Le jeune démon regretta de ne pas pouvoir s’adosser à une balustrade. Ses jambes étaient faibles. Il s’efforça de lever le nez vers le balcon d’où Renaeyle parlait, vêtue de son costume officiel de chercheuse royale, et se concentra sur ses paroles.

« … une milice spéciale. Si nous parvenons à nos fins, celle-ci pourra contrer n’importe quel type de créature – tant ange que vampire ou, Nemess nous en préserve, démon, si notre paix avec Belzébuth venait à s’effriter. Cela assurerait la sécurité et la tranquillité de tous et rendrait aux elfes la place qui leur revient. »

Renaeyle parlait d’un ton passionné qu’Arkim ne lui avait jamais entendu. Pendu à ses lèvres, il écoutait, choqué et ravi de ces nouvelles.
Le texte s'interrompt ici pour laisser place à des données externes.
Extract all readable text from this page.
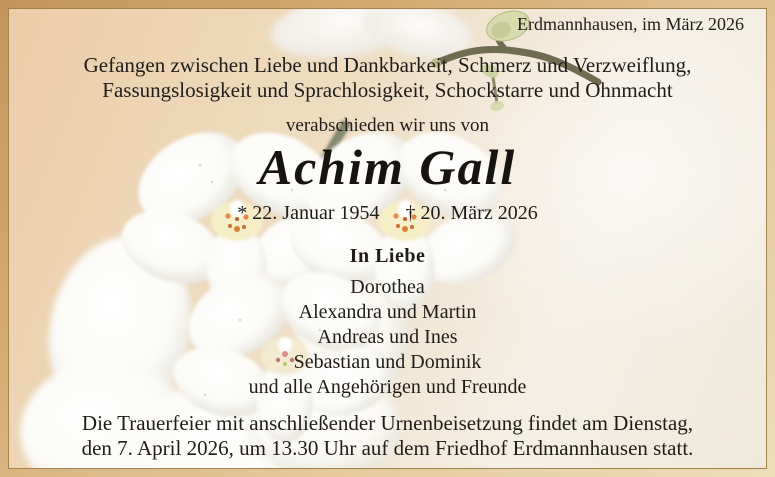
Erdmannhausen, im März 2026
Gefangen zwischen Liebe und Dankbarkeit, Schmerz und Verzweiflung,
Fassungslosigkeit und Sprachlosigkeit, Schockstarre und Ohnmacht
verabschieden wir uns von
Achim Gall
* 22. Januar 1954 † 20. März 2026
In Liebe
Dorothea
Alexandra und Martin
Andreas und Ines
Sebastian und Dominik
und alle Angehörigen und Freunde
Die Trauerfeier mit anschließender Urnenbeisetzung findet am Dienstag,
den 7. April 2026, um 13.30 Uhr auf dem Friedhof Erdmannhausen statt.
Donc, ils étaient vraiment spéciaux ? Ils allaient faire partie d’une sorte d’élite ? Dire qu’Ysk ne participerait pas ! Il méritait cette reconnaissance.

À ses côtés, Cat avait les yeux brillants d’intérêt. Plus encore que lui, elle serait touchée par ce changement.
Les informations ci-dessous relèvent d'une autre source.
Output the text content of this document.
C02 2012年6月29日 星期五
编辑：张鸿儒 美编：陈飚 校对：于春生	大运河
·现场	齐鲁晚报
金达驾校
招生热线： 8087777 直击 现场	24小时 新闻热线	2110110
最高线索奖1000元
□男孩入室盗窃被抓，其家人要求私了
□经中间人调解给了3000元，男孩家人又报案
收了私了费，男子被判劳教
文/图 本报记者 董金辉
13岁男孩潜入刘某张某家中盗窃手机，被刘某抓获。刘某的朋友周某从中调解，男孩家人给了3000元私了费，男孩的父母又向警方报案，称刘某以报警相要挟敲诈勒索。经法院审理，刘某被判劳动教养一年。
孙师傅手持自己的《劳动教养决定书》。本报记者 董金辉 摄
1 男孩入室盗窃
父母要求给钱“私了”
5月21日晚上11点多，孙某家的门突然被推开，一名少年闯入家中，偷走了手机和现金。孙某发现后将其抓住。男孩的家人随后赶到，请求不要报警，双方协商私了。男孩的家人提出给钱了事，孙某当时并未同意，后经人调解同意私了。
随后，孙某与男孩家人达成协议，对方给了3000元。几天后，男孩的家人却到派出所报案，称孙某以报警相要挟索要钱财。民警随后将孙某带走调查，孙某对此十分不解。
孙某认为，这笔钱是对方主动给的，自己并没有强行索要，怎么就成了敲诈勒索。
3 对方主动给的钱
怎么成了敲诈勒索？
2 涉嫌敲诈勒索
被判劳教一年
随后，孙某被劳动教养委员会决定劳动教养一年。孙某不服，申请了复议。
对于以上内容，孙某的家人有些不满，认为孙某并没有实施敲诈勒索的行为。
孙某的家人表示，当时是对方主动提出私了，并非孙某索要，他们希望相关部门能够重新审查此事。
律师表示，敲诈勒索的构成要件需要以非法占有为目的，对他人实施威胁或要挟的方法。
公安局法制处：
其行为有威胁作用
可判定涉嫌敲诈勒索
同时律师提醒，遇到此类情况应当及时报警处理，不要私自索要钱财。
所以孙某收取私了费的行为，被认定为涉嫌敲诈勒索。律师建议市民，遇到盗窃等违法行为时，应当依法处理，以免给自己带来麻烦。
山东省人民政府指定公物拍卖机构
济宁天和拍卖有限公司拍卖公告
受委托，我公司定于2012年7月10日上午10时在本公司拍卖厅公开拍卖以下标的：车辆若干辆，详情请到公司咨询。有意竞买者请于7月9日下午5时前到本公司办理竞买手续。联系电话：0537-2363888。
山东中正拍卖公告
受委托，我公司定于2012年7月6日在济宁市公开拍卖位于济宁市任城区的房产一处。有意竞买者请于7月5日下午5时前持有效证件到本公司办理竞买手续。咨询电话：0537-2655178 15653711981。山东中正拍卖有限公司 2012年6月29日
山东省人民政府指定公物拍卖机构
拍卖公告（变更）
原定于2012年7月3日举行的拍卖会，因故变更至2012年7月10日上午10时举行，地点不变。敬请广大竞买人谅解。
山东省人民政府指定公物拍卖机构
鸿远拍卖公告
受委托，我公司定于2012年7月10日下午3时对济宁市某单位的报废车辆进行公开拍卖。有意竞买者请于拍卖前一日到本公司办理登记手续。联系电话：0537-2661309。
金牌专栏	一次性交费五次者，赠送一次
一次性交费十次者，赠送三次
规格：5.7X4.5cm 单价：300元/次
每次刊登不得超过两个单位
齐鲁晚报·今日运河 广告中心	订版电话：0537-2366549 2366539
Il en oubliait que la transformation conduite sur Ysk aurait dû lui coûter la vie.

« Comme ces Améliorés seront différents de nous et auront un statut particulier, continuait Renaeyle, nous leur ferons l’honneur d’arborer l’Empreinte, une marque de distinction qui sera apposée sur leur front afin que tous puissent les reconnaître et les remercier de leurs efforts. »

Les réactions furent mitigées ; certains applaudissaient, d’autres discutaient à haute voix dans l’assemblée. La scientifique leva les mains pour ramener le silence.

« Afin de ne pas causer de soucis aux nobles elfes que vous êtes, citoyens, l’Empreinte empêchera les Améliorés de s’en prendre à vous. Vous n’avez pas à vous inquiéter. Cette milice sera faite pour servir notre nation et, si nous obtenons l’accord du Haut Conclave, toutes les nations elfiques ! »

Cette fois, les applaudissements se firent plus francs.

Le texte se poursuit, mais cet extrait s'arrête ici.